= BPM RNA motif =

BPM RNA motif is a conserved non-coding RNA motif identified in plants. It was discovered through comparative genomic analysis of rosid species and is associated with homologs of the BTB-POZ and MATH (BPM) domain protein genes BPM1 and BPM2.

== Discovery and distribution ==
The BPM RNA motif was identified by Sack et al. in a comparative genomics study of structured RNAs in plants. The motif was detected in 31 species belonging to the rosid clade and occurs within the second intron of BPM1 and BPM2 homologs.

== Structure ==
The motif is predicted to form a conserved stem-loop structure interrupted by one small and two large bulge loops. Conserved alternative splice sites occur within the motif, including cassette exon-associated 3′ and 5′ splice sites. In Arabidopsis thaliana, the motif overlaps a cassette exon that participates in alternative splicing.

Although the original structural prediction appeared promising, subsequent homology searches provided limited covariation support for the proposed secondary structure.

== Function ==
The biological function of the BPM RNA motif has not been experimentally validated. Sack et al. proposed that the motif may act as a cis-regulatory RNA element involved in alternative splicing of BPM1 and BPM2 transcripts.

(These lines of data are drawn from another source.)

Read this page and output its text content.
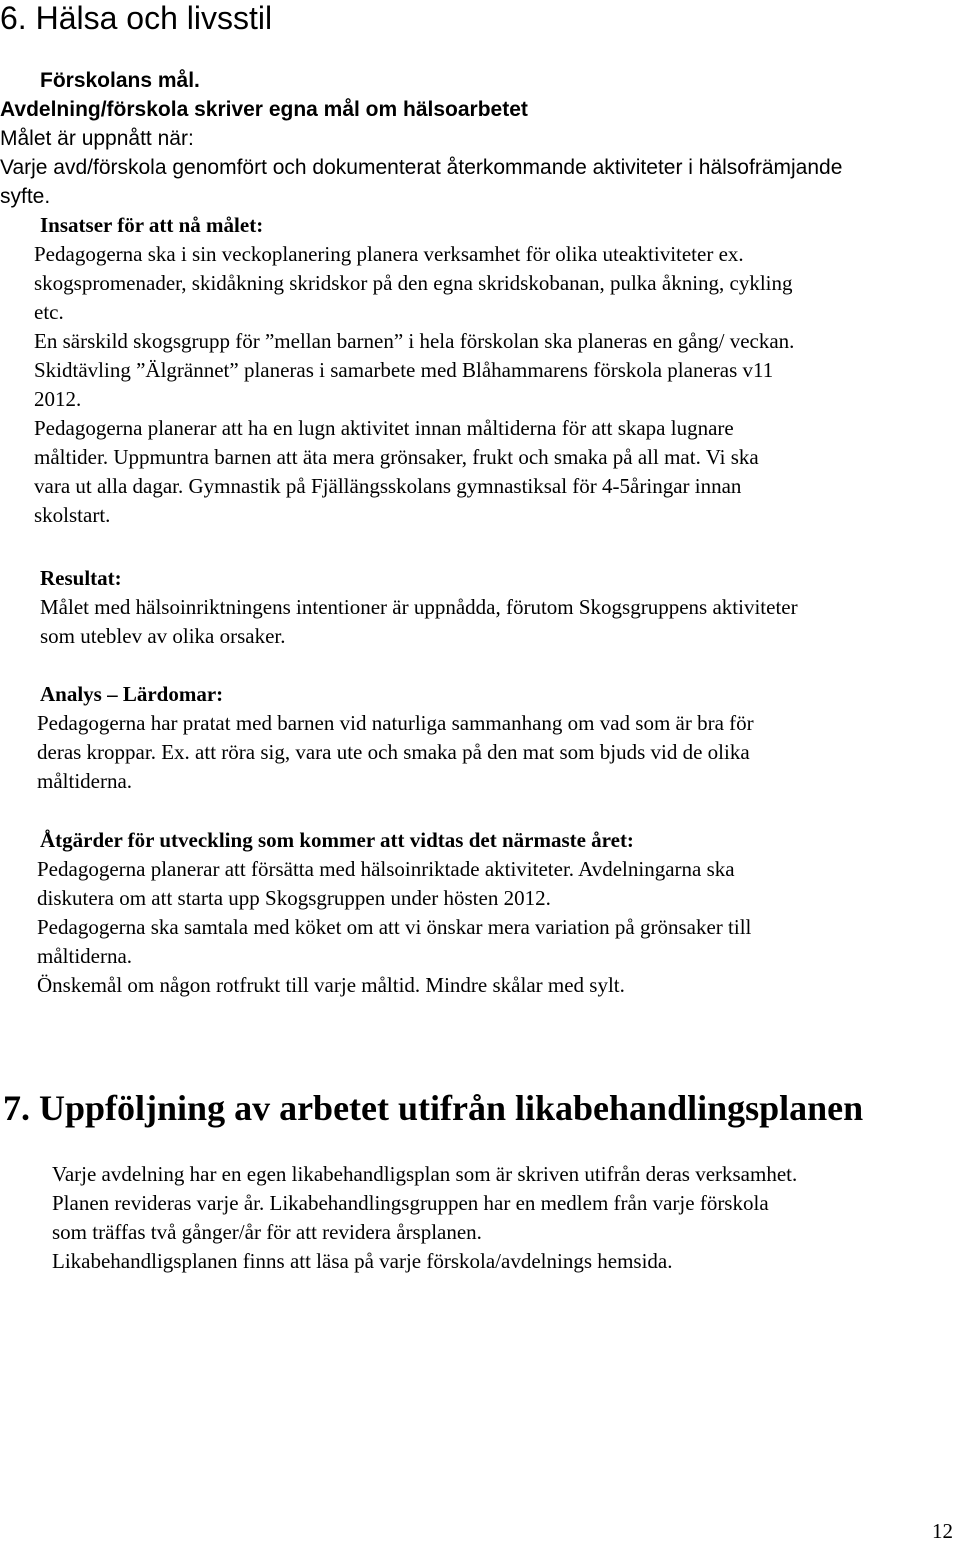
6. Hälsa och livsstil
Förskolans mål.
Avdelning/förskola skriver egna mål om hälsoarbetet
Målet är uppnått när:
Varje avd/förskola genomfört och dokumenterat återkommande aktiviteter i hälsofrämjande
syfte.
Insatser för att nå målet:
Pedagogerna ska i sin veckoplanering planera verksamhet för olika uteaktiviteter ex.
skogspromenader, skidåkning skridskor på den egna skridskobanan, pulka åkning, cykling
etc.
En särskild skogsgrupp för ”mellan barnen” i hela förskolan ska planeras en gång/ veckan.
Skidtävling ”Älgrännet” planeras i samarbete med Blåhammarens förskola planeras v11
2012.
Pedagogerna planerar att ha en lugn aktivitet innan måltiderna för att skapa lugnare
måltider. Uppmuntra barnen att äta mera grönsaker, frukt och smaka på all mat. Vi ska
vara ut alla dagar. Gymnastik på Fjällängsskolans gymnastiksal för 4-5åringar innan
skolstart.
Resultat:
Målet med hälsoinriktningens intentioner är uppnådda, förutom Skogsgruppens aktiviteter
som uteblev av olika orsaker.
Analys – Lärdomar:
Pedagogerna har pratat med barnen vid naturliga sammanhang om vad som är bra för
deras kroppar. Ex. att röra sig, vara ute och smaka på den mat som bjuds vid de olika
måltiderna.
Åtgärder för utveckling som kommer att vidtas det närmaste året:
Pedagogerna planerar att försätta med hälsoinriktade aktiviteter. Avdelningarna ska
diskutera om att starta upp Skogsgruppen under hösten 2012.
Pedagogerna ska samtala med köket om att vi önskar mera variation på grönsaker till
måltiderna.
Önskemål om någon rotfrukt till varje måltid. Mindre skålar med sylt.
7. Uppföljning av arbetet utifrån likabehandlingsplanen
Varje avdelning har en egen likabehandligsplan som är skriven utifrån deras verksamhet.
Planen revideras varje år. Likabehandlingsgruppen har en medlem från varje förskola
som träffas två gånger/år för att revidera årsplanen.
Likabehandligsplanen finns att läsa på varje förskola/avdelnings hemsida.
12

In Arabidopsis thaliana, inclusion of the cassette exon associated with the motif generates transcript isoforms subject to nonsense-mediated decay (NMD). Because BPM proteins are involved in ubiquitin-mediated regulation of transcription factors controlling flowering, seed development, and abiotic stress responses, the motif has been hypothesized to contribute to regulation of BPM gene expression through modulation of cassette exon inclusion.

== Biological context ==
BPM proteins form part of Cullin E3 ubiquitin ligase complexes and interact with several transcription factor families, including AP2/ERF, homeobox-leucine zipper, and R2R3 MYB proteins. Through these interactions, BPM proteins contribute to developmental and stress-response pathways in plants.